Wednesday, January 18, 2017

Data Science Method: MARS Regression

People often ask which data science methods I use most often on the job or in exploring data in my free time.  This is the beginning of a series in which I describe some of those methods, and how they are used to explore, model and extrapolate large data sets.

Today I will cover MARS regression (Multi-Adaptive Regression Splines), a regression methodology that automates variable selection, detection of interactions, and accounts for non-linearities.  This methodology at times has become my hammer (from the saying, when you have a hammer in your hand sometimes everything looks like a nail) due to it's usefulness, ease of implementation, and accurate predictive capabilities.

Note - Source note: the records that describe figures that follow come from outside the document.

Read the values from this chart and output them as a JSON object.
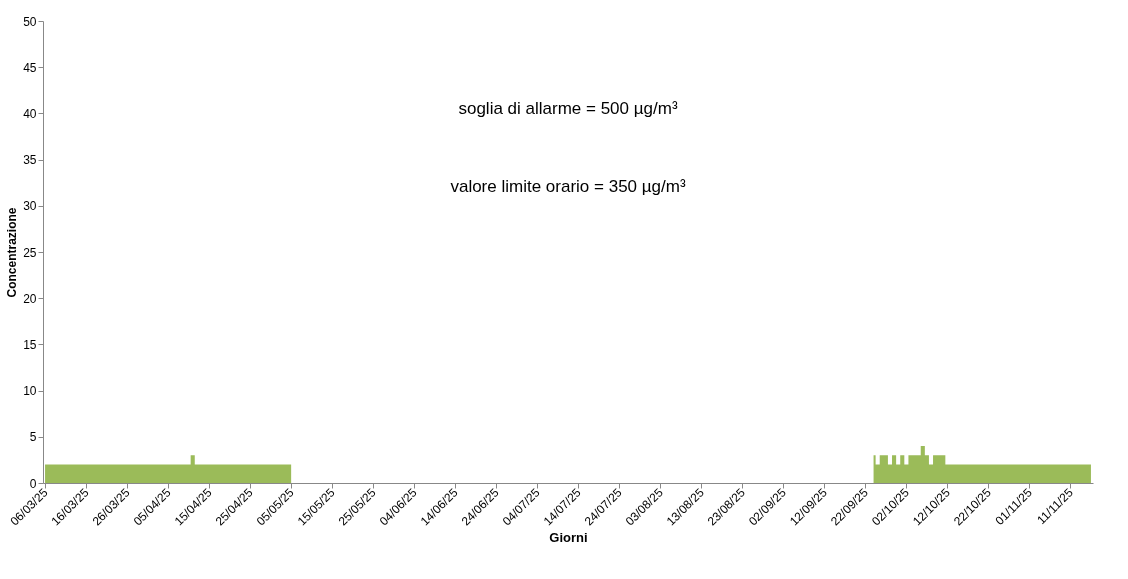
{
  "chart_data": {
    "xlabel": "Giorni",
    "ylabel": "Concentrazione",
    "annotations": [
      "soglia di allarme = 500 µg/m³",
      "valore limite orario = 350 µg/m³"
    ],
    "color": "#9bbb59",
    "ylim": [
      0,
      50
    ],
    "yticks": [
      0,
      5,
      10,
      15,
      20,
      25,
      30,
      35,
      40,
      45,
      50
    ],
    "grid": false,
    "categories": [
      "06/03/25",
      null,
      null,
      null,
      null,
      null,
      null,
      null,
      null,
      null,
      "16/03/25",
      null,
      null,
      null,
      null,
      null,
      null,
      null,
      null,
      null,
      "26/03/25",
      null,
      null,
      null,
      null,
      null,
      null,
      null,
      null,
      null,
      "05/04/25",
      null,
      null,
      null,
      null,
      null,
      null,
      null,
      null,
      null,
      "15/04/25",
      null,
      null,
      null,
      null,
      null,
      null,
      null,
      null,
      null,
      "25/04/25",
      null,
      null,
      null,
      null,
      null,
      null,
      null,
      null,
      null,
      "05/05/25",
      null,
      null,
      null,
      null,
      null,
      null,
      null,
      null,
      null,
      "15/05/25",
      null,
      null,
      null,
      null,
      null,
      null,
      null,
      null,
      null,
      "25/05/25",
      null,
      null,
      null,
      null,
      null,
      null,
      null,
      null,
      null,
      "04/06/25",
      null,
      null,
      null,
      null,
      null,
      null,
      null,
      null,
      null,
      "14/06/25",
      null,
      null,
      null,
      null,
      null,
      null,
      null,
      null,
      null,
      "24/06/25",
      null,
      null,
      null,
      null,
      null,
      null,
      null,
      null,
      null,
      "04/07/25",
      null,
      null,
      null,
      null,
      null,
      null,
      null,
      null,
      null,
      "14/07/25",
      null,
      null,
      null,
      null,
      null,
      null,
      null,
      null,
      null,
      "24/07/25",
      null,
      null,
      null,
      null,
      null,
      null,
      null,
      null,
      null,
      "03/08/25",
      null,
      null,
      null,
      null,
      null,
      null,
      null,
      null,
      null,
      "13/08/25",
      null,
      null,
      null,
      null,
      null,
      null,
      null,
      null,
      null,
      "23/08/25",
      null,
      null,
      null,
      null,
      null,
      null,
      null,
      null,
      null,
      "02/09/25",
      null,
      null,
      null,
      null,
      null,
      null,
      null,
      null,
      null,
      "12/09/25",
      null,
      null,
      null,
      null,
      null,
      null,
      null,
      null,
      null,
      "22/09/25",
      null,
      null,
      null,
      null,
      null,
      null,
      null,
      null,
      null,
      "02/10/25",
      null,
      null,
      null,
      null,
      null,
      null,
      null,
      null,
      null,
      "12/10/25",
      null,
      null,
      null,
      null,
      null,
      null,
      null,
      null,
      null,
      "22/10/25",
      null,
      null,
      null,
      null,
      null,
      null,
      null,
      null,
      null,
      "01/11/25",
      null,
      null,
      null,
      null,
      null,
      null,
      null,
      null,
      null,
      "11/11/25",
      null,
      null,
      null,
      null,
      null
    ],
    "type": "area",
    "values": [
      2,
      2,
      2,
      2,
      2,
      2,
      2,
      2,
      2,
      2,
      2,
      2,
      2,
      2,
      2,
      2,
      2,
      2,
      2,
      2,
      2,
      2,
      2,
      2,
      2,
      2,
      2,
      2,
      2,
      2,
      2,
      2,
      2,
      2,
      2,
      2,
      3,
      2,
      2,
      2,
      2,
      2,
      2,
      2,
      2,
      2,
      2,
      2,
      2,
      2,
      2,
      2,
      2,
      2,
      2,
      2,
      2,
      2,
      2,
      2,
      2,
      null,
      null,
      null,
      null,
      null,
      null,
      null,
      null,
      null,
      null,
      null,
      null,
      null,
      null,
      null,
      null,
      null,
      null,
      null,
      null,
      null,
      null,
      null,
      null,
      null,
      null,
      null,
      null,
      null,
      null,
      null,
      null,
      null,
      null,
      null,
      null,
      null,
      null,
      null,
      null,
      null,
      null,
      null,
      null,
      null,
      null,
      null,
      null,
      null,
      null,
      null,
      null,
      null,
      null,
      null,
      null,
      null,
      null,
      null,
      null,
      null,
      null,
      null,
      null,
      null,
      null,
      null,
      null,
      null,
      null,
      null,
      null,
      null,
      null,
      null,
      null,
      null,
      null,
      null,
      null,
      null,
      null,
      null,
      null,
      null,
      null,
      null,
      null,
      null,
      null,
      null,
      null,
      null,
      null,
      null,
      null,
      null,
      null,
      null,
      null,
      null,
      null,
      null,
      null,
      null,
      null,
      null,
      null,
      null,
      null,
      null,
      null,
      null,
      null,
      null,
      null,
      null,
      null,
      null,
      null,
      null,
      null,
      null,
      null,
      null,
      null,
      null,
      null,
      null,
      null,
      null,
      null,
      null,
      null,
      null,
      null,
      null,
      null,
      null,
      null,
      null,
      3,
      2,
      3,
      3,
      2,
      3,
      2,
      3,
      2,
      3,
      3,
      3,
      4,
      3,
      2,
      3,
      3,
      3,
      2,
      2,
      2,
      2,
      2,
      2,
      2,
      2,
      2,
      2,
      2,
      2,
      2,
      2,
      2,
      2,
      2,
      2,
      2,
      2,
      2,
      2,
      2,
      2,
      2,
      2,
      2,
      2,
      2,
      2,
      2,
      2,
      2,
      2,
      2,
      2
    ]
  }
}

The algorithm for MARS regression originated in 1991 by Jerome Friedman, and I suggest reading his original article for a full understanding of the algorithm.  BTW, because MARS is a proprietary method, the packages in many statistical programs (including R) is called "earth."  Essentially though the algorithm boils down to this:

1. The Basics: The basic mechanics to MARS involves simple linear regression using ordinary least squares (OLS) method. But there are a few twists.
2. Variable Selection: MARS self-selects variables, first using a forward stepwise method (greedy algorithm based on variables with highest squared-error reduction) followed by a backward (in this case, truly back-out) method to remove over-fit coefficients from the model.
3. Non-Linearity: MARS uses multiple "splines" or hinge functions inside of OLS to account for potentially non-linear data.  Piecewise-linear-regression is a rough analog to the hinge functions, except in the case of MARS, the location of hinges are auto detected through multiple iterations. That is to say, through the stepwise process the algorithm iteratively tries different break-points in the linearity of the model, and selects any breakpoints that fit the data well.  (Side note: sometimes when describing these models to non-data scientists, I refer to the hinges humorously as "bendies."  Goes over much better than "splines" or "hinges.")
4. Regularization: The regularization strategy for MARS models uses Generalized Cross Validation (GCV) complexity versus accuracy tradeoffs during the backwards pass of the model.  GCV involves a user set "penalty factor," so there is room for some manipulation if you run into overfit issues.  As dynamic hinge functions give MARS flexibility to conform to complex functions (intuitively eats degrees of freedom with more effective factors considered in the equation), it increases probability of overfitting.  As such, it is very important to pay attention to regularization procedures.

The hinge function takes this type of form in the equation, allowing the regression splines to adapt to the data across the x axis.

• Ease of Fit: Two factors impact MARS models ease of fit: variable selection and hinge functions. A while back I was faced with a task where I needed to fit about 120 models (all different dependent variables) in two weeks. Due to the power of the MARS algorithm in variable selection and non-linearity detection, I was able to create these models quite easily without a lot of additional data preparation or a priori knowledge.  I still tested, validated, and pulled additional information from each model, however the initial model build was highly optimized.
• Ease of Understanding: Because the basic fit (once you get past hinge functions) is OLS, most data scientists can easily understand the coefficient fitting process.  Also, even if your final model will involve a different method (simple linear regression for instance) MARS can provide a powerful initial understanding of function shapes, from which you may decide to use related transformation (quadratic, log) in your final model form.
• Hinge Optimization: One question I often receive from business users takes the form "what is the value at which x maximizes it's value with y."  In many of these cases, depending on data form, that can be calculated directly by determining the hinge point from a MARS output, much like a local maximum point or other calculus-based optimization strategy.